Je ne crois pas à l’existence d’une crise de création en Algérie. Le problème est lié au manque de lieux de diffusion en Algérie. Les jeunes artistes émergent péniblement de petits lieux de spectacle, certains se cassent la figure, sont amenés à se poser des questions sur leur travail artistique et son utilité. Il existe des talents en Algérie.
Des compositeurs algériens écrivent des musiques pour les films Marvel Entertainment (société américaine de cinéma). Il faut donc qu’on discute des moyens et des espaces à mettre à la disposition de la création musicale. Il existe 58 wilayas en Algérie. Les artistes peuvent vivre de leur création, proposer des spectacles au moins trois fois par semaine dans chaque wilaya. Et dans le reste de la semaine, nous devons faire contribuer les écoles, les collèges, les lycées et les universités pour que les théâtres continuent à vivre, pour qu’ils soient plus autonomes (financièrement). L’État ne peut pas continuer à subventionner la culture ad vitam æternam.

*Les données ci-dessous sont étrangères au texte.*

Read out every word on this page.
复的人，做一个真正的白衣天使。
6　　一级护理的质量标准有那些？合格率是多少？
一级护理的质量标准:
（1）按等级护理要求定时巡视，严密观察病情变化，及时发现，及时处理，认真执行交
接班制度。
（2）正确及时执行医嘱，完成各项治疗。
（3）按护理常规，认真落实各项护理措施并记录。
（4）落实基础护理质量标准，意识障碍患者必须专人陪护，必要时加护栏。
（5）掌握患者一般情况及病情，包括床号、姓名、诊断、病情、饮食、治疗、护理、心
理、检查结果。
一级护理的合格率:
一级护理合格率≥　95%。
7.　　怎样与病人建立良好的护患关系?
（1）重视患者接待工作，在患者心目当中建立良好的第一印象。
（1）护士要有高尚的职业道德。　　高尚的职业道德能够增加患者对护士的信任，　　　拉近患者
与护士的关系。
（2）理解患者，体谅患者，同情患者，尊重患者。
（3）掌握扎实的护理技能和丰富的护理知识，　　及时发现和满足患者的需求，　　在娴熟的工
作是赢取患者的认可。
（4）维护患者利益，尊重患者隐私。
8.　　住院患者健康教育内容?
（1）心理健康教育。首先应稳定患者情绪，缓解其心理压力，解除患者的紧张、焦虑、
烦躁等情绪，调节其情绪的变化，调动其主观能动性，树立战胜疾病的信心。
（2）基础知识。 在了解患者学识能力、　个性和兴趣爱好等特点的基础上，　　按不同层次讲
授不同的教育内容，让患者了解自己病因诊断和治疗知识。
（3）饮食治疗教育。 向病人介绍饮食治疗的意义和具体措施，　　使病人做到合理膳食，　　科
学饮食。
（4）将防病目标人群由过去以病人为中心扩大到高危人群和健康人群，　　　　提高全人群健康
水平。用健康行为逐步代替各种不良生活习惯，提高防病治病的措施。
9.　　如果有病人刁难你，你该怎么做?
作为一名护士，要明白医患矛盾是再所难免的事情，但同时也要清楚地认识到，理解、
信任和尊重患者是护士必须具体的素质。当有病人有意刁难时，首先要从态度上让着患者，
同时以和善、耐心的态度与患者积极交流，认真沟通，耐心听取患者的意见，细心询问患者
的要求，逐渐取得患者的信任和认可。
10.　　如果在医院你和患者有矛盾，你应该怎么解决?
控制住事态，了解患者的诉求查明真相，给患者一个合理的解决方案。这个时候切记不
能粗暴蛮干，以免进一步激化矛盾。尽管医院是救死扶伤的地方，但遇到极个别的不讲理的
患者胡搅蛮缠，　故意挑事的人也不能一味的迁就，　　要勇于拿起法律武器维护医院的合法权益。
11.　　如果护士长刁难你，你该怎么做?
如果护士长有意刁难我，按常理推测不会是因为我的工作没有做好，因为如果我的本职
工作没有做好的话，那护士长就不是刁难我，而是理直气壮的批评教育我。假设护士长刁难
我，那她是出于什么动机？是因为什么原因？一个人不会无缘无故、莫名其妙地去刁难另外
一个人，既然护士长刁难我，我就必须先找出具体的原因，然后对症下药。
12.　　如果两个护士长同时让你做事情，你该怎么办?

-Dans votre album, Awa, il y a de la «fusion», jazz, diwan, andalous, chaâbi. Est-ce là, une manière de rendre hommage à la diversité musicale algérienne ? Comment les artistes algériens peuvent-ils contribuer à protéger le patrimoine musical algérien ?

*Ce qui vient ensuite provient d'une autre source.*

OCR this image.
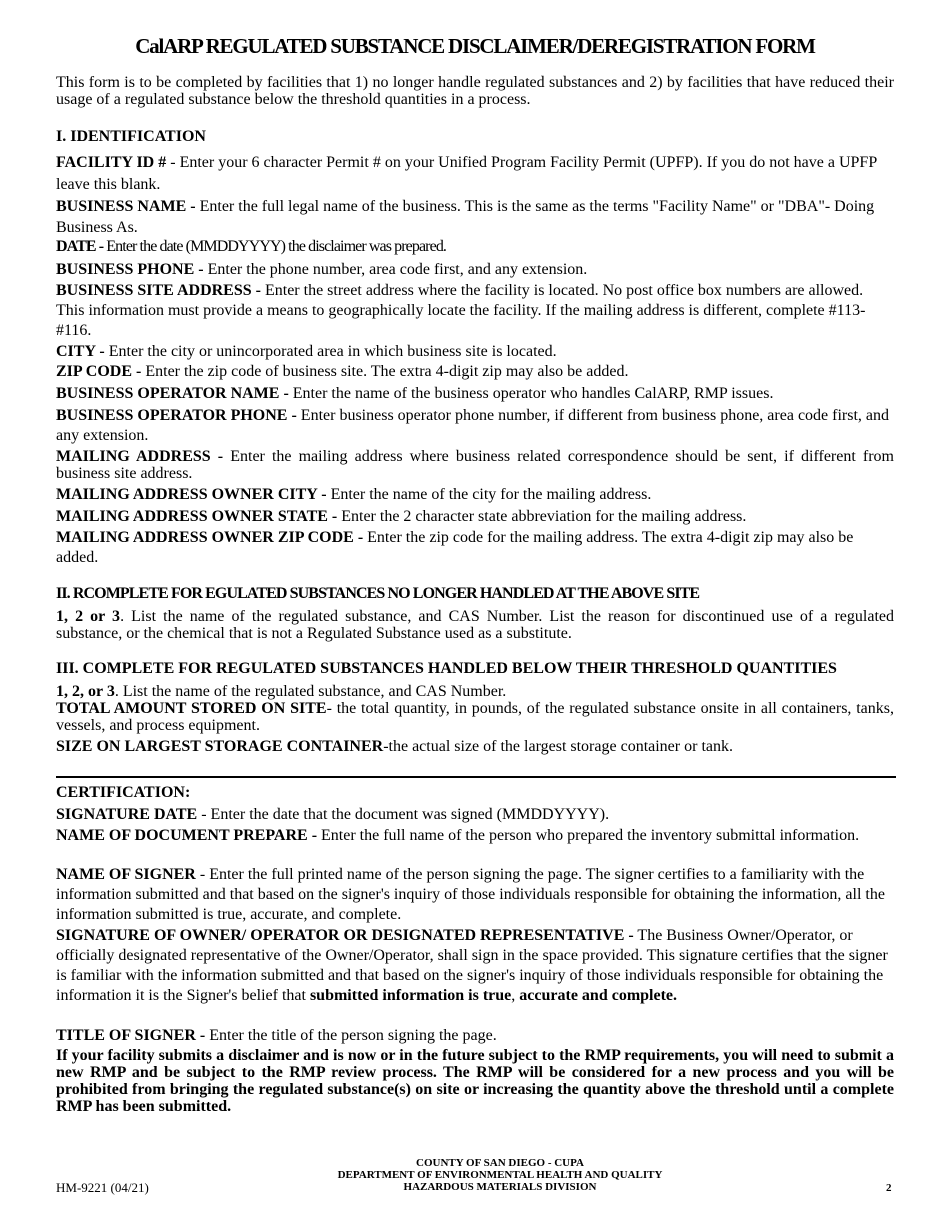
CalARP REGULATED SUBSTANCE DISCLAIMER/DEREGISTRATION FORM
This form is to be completed by facilities that 1) no longer handle regulated substances and 2) by facilities that have reduced their usage of a regulated substance below the threshold quantities in a process.
I. IDENTIFICATION
FACILITY ID # - Enter your 6 character Permit # on your Unified Program Facility Permit (UPFP). If you do not have a UPFP leave this blank.
BUSINESS NAME - Enter the full legal name of the business. This is the same as the terms "Facility Name" or "DBA"- Doing Business As.
DATE - Enter the date (MMDDYYYY) the disclaimer was prepared.
BUSINESS PHONE - Enter the phone number, area code first, and any extension.
BUSINESS SITE ADDRESS - Enter the street address where the facility is located. No post office box numbers are allowed. This information must provide a means to geographically locate the facility. If the mailing address is different, complete #113- #116.
CITY - Enter the city or unincorporated area in which business site is located.
ZIP CODE - Enter the zip code of business site. The extra 4-digit zip may also be added.
BUSINESS OPERATOR NAME - Enter the name of the business operator who handles CalARP, RMP issues.
BUSINESS OPERATOR PHONE - Enter business operator phone number, if different from business phone, area code first, and any extension.
MAILING ADDRESS - Enter the mailing address where business related correspondence should be sent, if different from business site address.
MAILING ADDRESS OWNER CITY - Enter the name of the city for the mailing address.
MAILING ADDRESS OWNER STATE - Enter the 2 character state abbreviation for the mailing address.
MAILING ADDRESS OWNER ZIP CODE - Enter the zip code for the mailing address. The extra 4-digit zip may also be added.
II. RCOMPLETE FOR EGULATED SUBSTANCES NO LONGER HANDLED AT THE ABOVE SITE
1, 2 or 3. List the name of the regulated substance, and CAS Number. List the reason for discontinued use of a regulated substance, or the chemical that is not a Regulated Substance used as a substitute.
III. COMPLETE FOR REGULATED SUBSTANCES HANDLED BELOW THEIR THRESHOLD QUANTITIES
1, 2, or 3. List the name of the regulated substance, and CAS Number.
TOTAL AMOUNT STORED ON SITE- the total quantity, in pounds, of the regulated substance onsite in all containers, tanks, vessels, and process equipment.
SIZE ON LARGEST STORAGE CONTAINER-the actual size of the largest storage container or tank.
CERTIFICATION:
SIGNATURE DATE - Enter the date that the document was signed (MMDDYYYY).
NAME OF DOCUMENT PREPARE - Enter the full name of the person who prepared the inventory submittal information.
NAME OF SIGNER - Enter the full printed name of the person signing the page. The signer certifies to a familiarity with the information submitted and that based on the signer's inquiry of those individuals responsible for obtaining the information, all the information submitted is true, accurate, and complete.
SIGNATURE OF OWNER/ OPERATOR OR DESIGNATED REPRESENTATIVE - The Business Owner/Operator, or officially designated representative of the Owner/Operator, shall sign in the space provided. This signature certifies that the signer is familiar with the information submitted and that based on the signer's inquiry of those individuals responsible for obtaining the information it is the Signer's belief that submitted information is true, accurate and complete.
TITLE OF SIGNER - Enter the title of the person signing the page.
If your facility submits a disclaimer and is now or in the future subject to the RMP requirements, you will need to submit a new RMP and be subject to the RMP review process. The RMP will be considered for a new process and you will be prohibited from bringing the regulated substance(s) on site or increasing the quantity above the threshold until a complete RMP has been submitted.
COUNTY OF SAN DIEGO - CUPA
DEPARTMENT OF ENVIRONMENTAL HEALTH AND QUALITY
HAZARDOUS MATERIALS DIVISION
HM-9221 (04/21)	2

La protection du patrimoine musical n’est pas du ressort que de l’artiste. Il est urgent qu’on répertorie, qu’on numérise et qu’on identifie les œuvres. Personnellement, je compose et je travaille par inspiration. Cela me fait vibrer. Je ne le fais pas dans un but commercial ou en réponse à une commande. Je n’aime pas parler de fusion. Je fais de la musique algérienne.
L’Algérie est à la croisée des chemins, le seul pays dans le monde arabe et en Afrique qui a une culture très riche. C’est le seul pays arabe et africain où tous les gens et styles musicaux sont bien maîtrisés, le rock, la musique classique occidental, le jazz, le rap, etc. Pourquoi la musique algérienne s’exporte brillamment ? Parce que nous avons les codes. Et nous n’avons plus à en rougir.